I think what makes the company extra special is the people, we are a team of intelligent, determined and ambitious people. Every person we’ve hired across the company has been an asset to the team and has moved us one step closer to becoming the number one event tech brand in the UK and Europe. Looking at my team specifically it’s been great to see us almost double in size from 2018 as we focus on launching HeadBox in major European cities such as Dublin and Amsterdam. We were a team of 24 people at the beginning of 2018 and we now have 55 members of the team which is impressive growth.

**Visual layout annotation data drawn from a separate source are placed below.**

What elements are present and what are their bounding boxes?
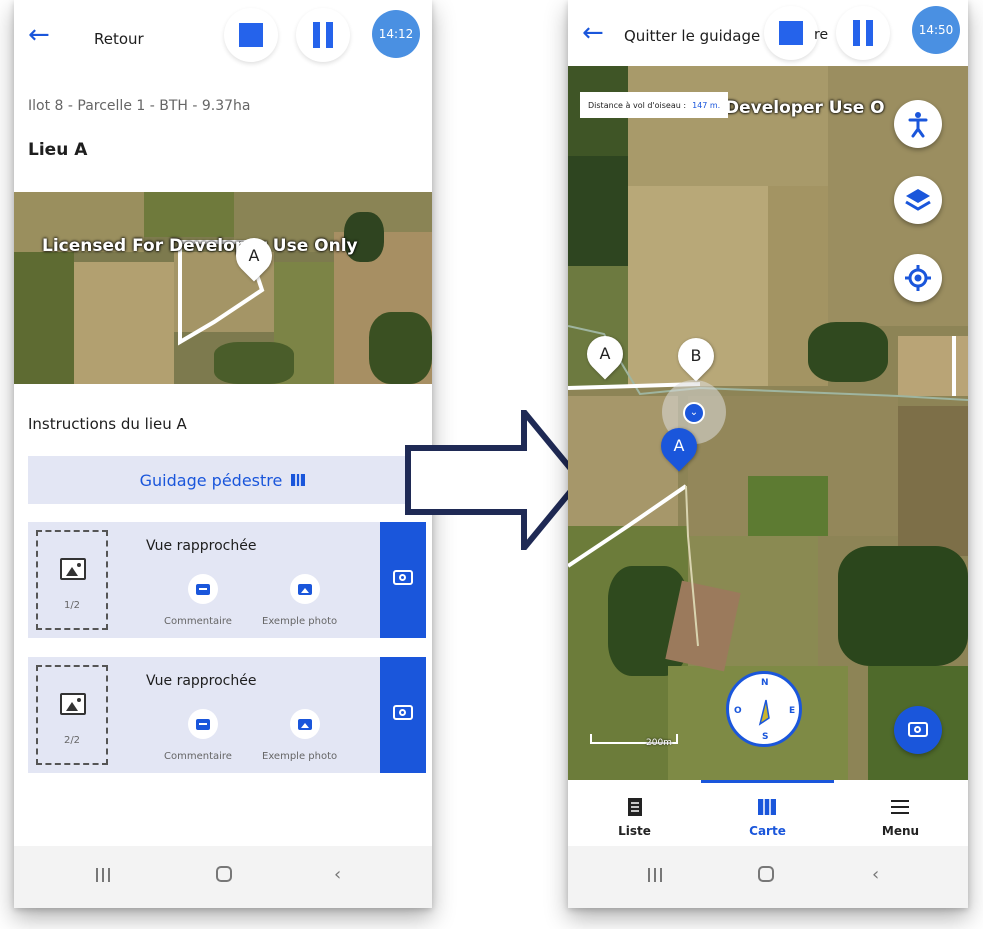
stop-icon — [779, 21, 803, 45]
left-topbar: ← Retour 14:12 — [14, 0, 432, 66]
example-photo-label: Exemple photo — [262, 616, 338, 627]
image-icon — [298, 718, 312, 730]
parcel-info: Ilot 8 - Parcelle 1 - BTH - 9.37ha — [28, 98, 251, 114]
card-title: Vue rapprochée — [146, 673, 257, 689]
right-topbar: ← Quitter le guidage re 14:50 — [568, 0, 968, 66]
tab-liste[interactable]: Liste — [568, 780, 701, 848]
scale-label: 200m — [646, 738, 672, 748]
list-icon — [628, 798, 642, 816]
quit-guidance-label[interactable]: Quitter le guidage — [624, 27, 760, 45]
comment-label: Commentaire — [164, 751, 232, 762]
image-placeholder-icon — [60, 693, 86, 715]
image-icon — [298, 583, 312, 595]
compass[interactable]: N S E O — [726, 671, 802, 747]
map-marker-b[interactable]: B — [670, 330, 722, 382]
map-icon — [758, 799, 776, 815]
map-marker-a[interactable]: A — [228, 230, 280, 282]
comment-label: Commentaire — [164, 616, 232, 627]
recent-apps-icon[interactable] — [648, 868, 662, 882]
take-photo-button[interactable] — [380, 657, 426, 773]
person-icon — [908, 112, 928, 138]
home-icon[interactable] — [758, 866, 774, 882]
comment-icon — [196, 583, 210, 595]
distance-box: Distance à vol d'oiseau : 147 m. — [580, 92, 729, 118]
phone-left-screen: ← Retour 14:12 Ilot 8 - Parcelle 1 - BTH… — [14, 0, 432, 908]
back-arrow-icon[interactable]: ← — [582, 20, 604, 46]
pause-icon — [853, 20, 873, 46]
comment-button[interactable] — [188, 709, 218, 739]
tab-menu[interactable]: Menu — [834, 780, 967, 848]
guidance-button-label: Guidage pédestre — [139, 470, 283, 490]
user-location-icon: ⌄ — [683, 402, 705, 424]
android-nav-bar: ‹ — [14, 846, 432, 908]
camera-fab[interactable] — [894, 706, 942, 754]
truncated-text: re — [814, 27, 829, 43]
tab-label: Liste — [618, 824, 651, 838]
transition-arrow-icon — [405, 410, 584, 550]
layers-icon — [905, 189, 931, 211]
camera-icon — [393, 570, 413, 585]
left-map[interactable]: Licensed For Developer Use Only A — [14, 192, 432, 384]
photo-card-1: 1/2 Vue rapprochée Commentaire Exemple p… — [28, 522, 426, 638]
camera-icon — [393, 705, 413, 720]
map-icon — [291, 474, 306, 486]
map-watermark: Licensed For Developer Use Only — [42, 236, 358, 256]
example-photo-button[interactable] — [290, 574, 320, 604]
example-photo-label: Exemple photo — [262, 751, 338, 762]
back-arrow-icon[interactable]: ← — [28, 22, 50, 48]
phone-right-screen: ← Quitter le guidage re 14:50 Licensed F… — [568, 0, 968, 908]
bottom-tab-bar: Liste Carte Menu — [568, 780, 968, 848]
tab-carte[interactable]: Carte — [701, 780, 834, 848]
locate-button[interactable] — [894, 254, 942, 302]
nav-back-icon[interactable]: ‹ — [334, 866, 341, 884]
comment-icon — [196, 718, 210, 730]
photo-placeholder[interactable]: 1/2 — [36, 530, 108, 630]
photo-card-2: 2/2 Vue rapprochée Commentaire Exemple p… — [28, 657, 426, 773]
parcel-outline — [178, 240, 265, 346]
card-title: Vue rapprochée — [146, 538, 257, 554]
photo-count: 2/2 — [63, 735, 81, 746]
instructions-title: Instructions du lieu A — [28, 415, 187, 433]
example-photo-button[interactable] — [290, 709, 320, 739]
stop-icon — [239, 23, 263, 47]
tab-label: Menu — [881, 824, 920, 838]
time-badge: 14:50 — [912, 6, 960, 54]
map-marker-a[interactable]: A — [579, 328, 631, 380]
layers-button[interactable] — [894, 176, 942, 224]
pause-button[interactable] — [836, 6, 890, 60]
distance-value: 147 m. — [692, 100, 721, 110]
photo-count: 1/2 — [63, 600, 81, 611]
home-icon[interactable] — [216, 866, 232, 882]
hamburger-icon — [891, 800, 909, 814]
time-badge: 14:12 — [372, 10, 420, 58]
tab-label: Carte — [749, 824, 786, 838]
comment-button[interactable] — [188, 574, 218, 604]
back-button-label[interactable]: Retour — [94, 30, 144, 48]
pause-button[interactable] — [296, 8, 350, 62]
target-icon — [905, 265, 931, 291]
image-placeholder-icon — [60, 558, 86, 580]
recent-apps-icon[interactable] — [96, 868, 110, 882]
camera-icon — [908, 722, 928, 737]
map-marker-a-active[interactable]: A — [653, 420, 705, 472]
pause-icon — [313, 22, 333, 48]
photo-placeholder[interactable]: 2/2 — [36, 665, 108, 765]
walking-mode-button[interactable] — [894, 100, 942, 148]
place-title: Lieu A — [28, 140, 88, 160]
compass-needle-icon — [758, 699, 770, 726]
distance-label: Distance à vol d'oiseau : — [588, 100, 687, 110]
nav-back-icon[interactable]: ‹ — [872, 866, 879, 884]
stop-button[interactable] — [224, 8, 278, 62]
stop-button[interactable] — [764, 6, 818, 60]
walking-guidance-button[interactable]: Guidage pédestre — [28, 456, 418, 504]
android-nav-bar: ‹ — [568, 846, 968, 908]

It’s a cliche but I honestly love everything about working at HeadBox., Like with every job there are days which are more challenging than others with long hours and a serious volume of work to get through, but seeing the company grow and thrive is hugely rewarding.

What kind of goals do you have? What are the most useful metrics and KPIs for measuring success?

AR: In the marketing team, we try to have one person owning each KPI per customer, from traffic to social impressions, cost per acquisition and lifetime value each member of my team works towards and tracks each KPI. We have specific key goals around growth, acquisition and retention which are communicated on an annual, quarterly and monthly basis.

What are your favourite tools to help you to get the job done?

AR: HubSpot and Airtable.

How did you end up at HeadBox, and where might you go from here?

AR: Since leaving university I’ve always worked in the technology sector and previously worked in the Commercial team at onefinestay which was acquired by Accor Hotels in 2016 for $170 million. I joined HeadBox at the very beginning when we were just a team of four, onboarding the first 1000 venues in London. Four years later, it’s a very different business!

Life after HeadBox is hard to fathom and I definitely think I’ll be in the business for many years yet. When that day does come, I’ve had a few ideas about products and services that startups like us could find useful, the beauty of being on the other side at the moment is that you can see the gaps for services and products that we wished we’d had access to!

Which campaigns or customer experiences do you admire?

AR: Two of my favourite brands at the moment are Monzo and Bulb. I love the simplicity of their branding and messaging, particularly on the Monzo app. They’ve disrupted two fairly old-school industries putting the user first which I really admire, it’s no wonder that lots of brands are trying to recreate what they’ve done.

Do you have any advice for marketers who fancy working at a startup?

AR: Be prepared to roll your sleeves up and get stuck in. There’s a lot of autonomy at a startup and often that will require you to teach yourself skills or gain knowledge on something you’ve never worked on before, so you need to be willing to embrace that kind of environment. Similarly, don’t underestimate the pace, we’re always testing and iterating campaigns across multiple channels as we’re constantly learning about what works for our audience and industry. It takes time to learn how to effectively market a new product which is disrupting a sector so it’s important not to lose focus.